Troy Kickler, director of the North Carolina History Project for the John Locke Foundation, said he is amazed the boundary line to date has remained so close to the original, since it was established under British rule.
Zupan said the team recently sent notices to 93 homeowners and business owners who were affected by the change.
Hayes said the commission has not forgotten about the affected citizens. He said they are trying to minimize any disruption in education by allowing children to stay in their current school districts.
However, the residents will have to deal with some headaches during the transition time. Addresses, driver’s licenses, voting precincts, utility companies, and service providers might have to be changed.
Hayes was relieved, however, to find out only one business in the area, a gas station, could face serious economic harm from the boundary change.
“We are aware of it,” he said. “We are working on it.”
The owner, Louis Efird, has learned he is a resident of North Carolina. However, when he bought the Lake Wylie Mini Mart in the 1990s, he was assured it was in South Carolina, where there are fewer restrictions and lower taxes, allowing him to sell gas up to 30 cents per gallon cheaper than on the other side of the state line. He also sells fireworks and alcohol, which are not allowed on the North Carolina side of the border.
Efird says he is both “worried” and “terrified” of losing his investment and income. Even so, he has faith that the joint commission will come up with an equitable plan of action.
“They seemed genuinely concerned about the damage it will do,” he said. “The commission seems to want this to be done in a fair way, but they need tools given from both legislatures to deal with it. I applaud them for working through the process in a careful manner.”
Efird said both state legislatures could pass a law protecting the 93 properties affected by the line change.
“They should allow us a one-time election to allow us to vote if we want to stay or if we want to go,” he said. “That gives the commission a way to put it out there and makes everybody happy.”
The one thing Efird doesn’t want to see is his case being tried in the media. He has been upset and frustrated by misquotes in the news. He has granted only one interview: to Carolina Journal.

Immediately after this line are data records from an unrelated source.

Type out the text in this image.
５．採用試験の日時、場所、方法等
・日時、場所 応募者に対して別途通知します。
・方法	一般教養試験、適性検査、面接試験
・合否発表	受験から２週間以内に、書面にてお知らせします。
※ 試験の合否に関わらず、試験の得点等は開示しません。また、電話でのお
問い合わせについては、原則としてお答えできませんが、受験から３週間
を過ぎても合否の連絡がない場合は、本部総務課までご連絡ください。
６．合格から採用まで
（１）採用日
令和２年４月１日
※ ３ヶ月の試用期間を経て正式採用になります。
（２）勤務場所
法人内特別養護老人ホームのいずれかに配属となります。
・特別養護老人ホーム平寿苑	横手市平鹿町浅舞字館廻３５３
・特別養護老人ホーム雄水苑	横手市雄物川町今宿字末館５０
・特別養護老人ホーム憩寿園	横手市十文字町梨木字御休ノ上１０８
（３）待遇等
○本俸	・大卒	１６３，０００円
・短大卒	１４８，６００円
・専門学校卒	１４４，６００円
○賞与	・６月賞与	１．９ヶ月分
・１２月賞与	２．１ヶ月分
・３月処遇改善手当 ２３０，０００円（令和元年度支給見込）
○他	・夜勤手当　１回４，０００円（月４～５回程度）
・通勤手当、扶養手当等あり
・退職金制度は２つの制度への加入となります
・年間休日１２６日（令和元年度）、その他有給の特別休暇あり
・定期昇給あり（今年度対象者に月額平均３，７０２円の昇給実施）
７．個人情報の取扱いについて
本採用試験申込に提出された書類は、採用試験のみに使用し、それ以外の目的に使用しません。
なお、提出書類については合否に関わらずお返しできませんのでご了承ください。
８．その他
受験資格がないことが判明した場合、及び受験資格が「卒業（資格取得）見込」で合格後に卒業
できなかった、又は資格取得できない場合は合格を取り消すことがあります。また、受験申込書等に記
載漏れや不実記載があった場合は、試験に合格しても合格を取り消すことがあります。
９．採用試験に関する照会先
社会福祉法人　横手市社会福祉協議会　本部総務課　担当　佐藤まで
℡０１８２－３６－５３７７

York County Manager Jim Baker said he is grateful the current readjustment in the boundary won’t have much of an impact on the area’s tax base. He hopes the states will “grandfather” in all pre-existing conditions and hold those affected “harmless.”
The good news, Zupan said, is the new technologies (including GPS) used in the process will ensure that the border never will need to be redrawn again.
Karen Welsh is a contributor to Carolina Journal.